Put the 2 cups milk in a sauce pan, bring to a boil using medium heat while stirring constantly. Put a small amount of the hot milk into the flour and sugar mixture and stir until smooth. Repeat several times until the flour and sugar mixture is fairly thin. Then stir into the boiling milk; continue stirring until the mixture thickens and is smooth.  Remove from heat.

Put a small amount of the hot mixture into the bowl with the beaten egg yolks, and immediately stir. Then stir the egg yolk mixture and the butter into the hot thickened milk mixture. Fold the beaten egg whites into the mixture., and then pour into a 2- or 2 1/2-quart casserole dish. Put the dish in a pan of hot water and put in the oven. Bake until the pudding rises and is light brown (about 30 – 40 minutes). Remove from oven and serve.

http://www.ahundredyears.com

35 thoughts on “Old-fashioned Sponge Pudding

    1. It was tasty. And, now that I know that this recipe makes a souffle-type dessert, I think that I’ll find it fun to make the next time that I make it.

  1. I really enjoyed reading the original recipe and your version, Sheryl. I, too, would’ve expected a custard outcome rather than souffle. I’m smiling, because I, too, would’ve nervously watched, hoping it didn’t spill over. Fun post.

    1. My husband and I just ate it plain – though I think that it would be really good if served with some berries.
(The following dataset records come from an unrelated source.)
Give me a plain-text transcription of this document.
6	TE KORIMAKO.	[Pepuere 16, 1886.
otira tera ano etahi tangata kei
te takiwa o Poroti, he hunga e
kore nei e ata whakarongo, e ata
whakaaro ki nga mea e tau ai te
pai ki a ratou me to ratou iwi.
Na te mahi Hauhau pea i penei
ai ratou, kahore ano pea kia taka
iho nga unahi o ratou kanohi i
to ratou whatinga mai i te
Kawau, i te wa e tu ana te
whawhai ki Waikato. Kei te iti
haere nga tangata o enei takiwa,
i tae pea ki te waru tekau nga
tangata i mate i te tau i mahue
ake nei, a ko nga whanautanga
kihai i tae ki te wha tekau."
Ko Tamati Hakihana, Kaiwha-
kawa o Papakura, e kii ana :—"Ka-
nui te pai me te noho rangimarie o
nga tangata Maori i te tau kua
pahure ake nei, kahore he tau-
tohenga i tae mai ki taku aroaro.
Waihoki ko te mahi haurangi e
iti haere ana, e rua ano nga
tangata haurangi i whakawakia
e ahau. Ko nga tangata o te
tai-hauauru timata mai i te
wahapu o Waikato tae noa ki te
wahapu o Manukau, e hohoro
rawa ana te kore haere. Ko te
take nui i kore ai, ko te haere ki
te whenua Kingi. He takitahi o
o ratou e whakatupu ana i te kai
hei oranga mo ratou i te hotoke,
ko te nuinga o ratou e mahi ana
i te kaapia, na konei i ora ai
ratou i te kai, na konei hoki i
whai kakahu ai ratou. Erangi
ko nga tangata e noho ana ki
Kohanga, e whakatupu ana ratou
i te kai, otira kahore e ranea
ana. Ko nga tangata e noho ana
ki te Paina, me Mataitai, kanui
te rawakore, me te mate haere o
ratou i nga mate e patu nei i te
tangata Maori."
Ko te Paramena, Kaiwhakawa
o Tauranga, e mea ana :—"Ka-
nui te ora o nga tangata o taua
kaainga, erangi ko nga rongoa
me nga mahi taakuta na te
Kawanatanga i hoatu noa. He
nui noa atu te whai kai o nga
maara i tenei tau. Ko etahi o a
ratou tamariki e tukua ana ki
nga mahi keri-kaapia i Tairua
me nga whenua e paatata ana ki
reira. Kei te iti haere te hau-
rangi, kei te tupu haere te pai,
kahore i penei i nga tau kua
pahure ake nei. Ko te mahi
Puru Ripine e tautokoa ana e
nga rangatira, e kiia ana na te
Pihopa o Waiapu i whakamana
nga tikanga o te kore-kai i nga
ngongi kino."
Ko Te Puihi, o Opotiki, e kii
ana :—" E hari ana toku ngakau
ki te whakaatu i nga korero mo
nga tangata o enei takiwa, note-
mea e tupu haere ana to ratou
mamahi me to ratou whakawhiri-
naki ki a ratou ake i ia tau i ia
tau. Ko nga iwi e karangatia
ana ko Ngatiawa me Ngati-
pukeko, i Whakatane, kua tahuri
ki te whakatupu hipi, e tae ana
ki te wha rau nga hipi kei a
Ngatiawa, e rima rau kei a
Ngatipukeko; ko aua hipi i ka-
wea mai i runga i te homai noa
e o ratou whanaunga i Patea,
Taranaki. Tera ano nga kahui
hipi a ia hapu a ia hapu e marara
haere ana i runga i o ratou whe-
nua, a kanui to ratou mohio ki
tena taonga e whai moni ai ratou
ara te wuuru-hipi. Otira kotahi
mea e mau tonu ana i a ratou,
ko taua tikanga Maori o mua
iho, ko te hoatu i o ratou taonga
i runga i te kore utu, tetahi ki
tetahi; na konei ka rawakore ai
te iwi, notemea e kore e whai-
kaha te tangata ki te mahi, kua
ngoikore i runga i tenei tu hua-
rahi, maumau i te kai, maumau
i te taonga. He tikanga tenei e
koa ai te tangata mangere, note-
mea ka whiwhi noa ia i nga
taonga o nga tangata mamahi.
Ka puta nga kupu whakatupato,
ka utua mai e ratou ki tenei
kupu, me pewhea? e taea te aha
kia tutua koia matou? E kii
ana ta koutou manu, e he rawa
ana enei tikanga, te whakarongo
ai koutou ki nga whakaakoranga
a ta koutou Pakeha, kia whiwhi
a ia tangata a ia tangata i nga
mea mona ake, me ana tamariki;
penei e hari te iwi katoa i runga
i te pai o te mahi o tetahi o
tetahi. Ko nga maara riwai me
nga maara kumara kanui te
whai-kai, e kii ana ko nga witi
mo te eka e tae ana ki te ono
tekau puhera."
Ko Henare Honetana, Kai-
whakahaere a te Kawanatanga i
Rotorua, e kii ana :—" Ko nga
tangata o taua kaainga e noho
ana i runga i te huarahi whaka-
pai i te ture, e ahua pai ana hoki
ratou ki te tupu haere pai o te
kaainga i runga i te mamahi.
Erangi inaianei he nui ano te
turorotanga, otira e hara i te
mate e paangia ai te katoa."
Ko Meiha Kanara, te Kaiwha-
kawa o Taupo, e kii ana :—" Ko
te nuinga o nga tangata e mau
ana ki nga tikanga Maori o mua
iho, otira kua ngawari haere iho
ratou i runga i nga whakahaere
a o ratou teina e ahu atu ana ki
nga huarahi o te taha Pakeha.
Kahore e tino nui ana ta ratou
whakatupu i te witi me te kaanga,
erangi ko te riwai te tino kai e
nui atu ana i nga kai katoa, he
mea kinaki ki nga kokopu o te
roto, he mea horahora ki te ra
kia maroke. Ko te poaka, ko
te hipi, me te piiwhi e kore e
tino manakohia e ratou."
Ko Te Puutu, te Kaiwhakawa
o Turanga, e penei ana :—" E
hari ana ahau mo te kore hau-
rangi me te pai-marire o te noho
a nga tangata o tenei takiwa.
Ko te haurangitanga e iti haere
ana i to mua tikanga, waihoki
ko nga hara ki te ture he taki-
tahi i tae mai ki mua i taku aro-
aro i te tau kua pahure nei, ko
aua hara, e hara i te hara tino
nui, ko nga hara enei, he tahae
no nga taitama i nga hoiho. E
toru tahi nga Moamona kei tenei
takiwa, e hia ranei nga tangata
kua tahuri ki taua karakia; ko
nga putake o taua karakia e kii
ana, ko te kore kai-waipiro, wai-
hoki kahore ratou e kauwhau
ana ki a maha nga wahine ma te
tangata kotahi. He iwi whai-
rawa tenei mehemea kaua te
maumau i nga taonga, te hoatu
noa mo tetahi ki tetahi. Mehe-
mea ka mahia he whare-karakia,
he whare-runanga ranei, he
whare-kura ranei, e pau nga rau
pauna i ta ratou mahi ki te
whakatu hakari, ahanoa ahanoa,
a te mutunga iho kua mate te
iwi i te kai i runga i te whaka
We used a spoon to separate it into servings.

    1. It was a surprise how the recipe turned out – but it turned out very nice, and I may make it again now that know what to expect.

    1. You should make it. I was surprised by the recipe, but really liked how it turned out. And, I got compliments from my husband. He enjoyed it, and said that I should make it again.

  2. It’s strawberry time here… I would venture to say the two would go together beautifully. I might just have to find out.😀

    1. mmm. . . this would be really good with strawberries. I’m always amazed how early in the year you have fresh locally grown fruits and vegetables. It’s still another month and a half or so until we’ll have strawberries.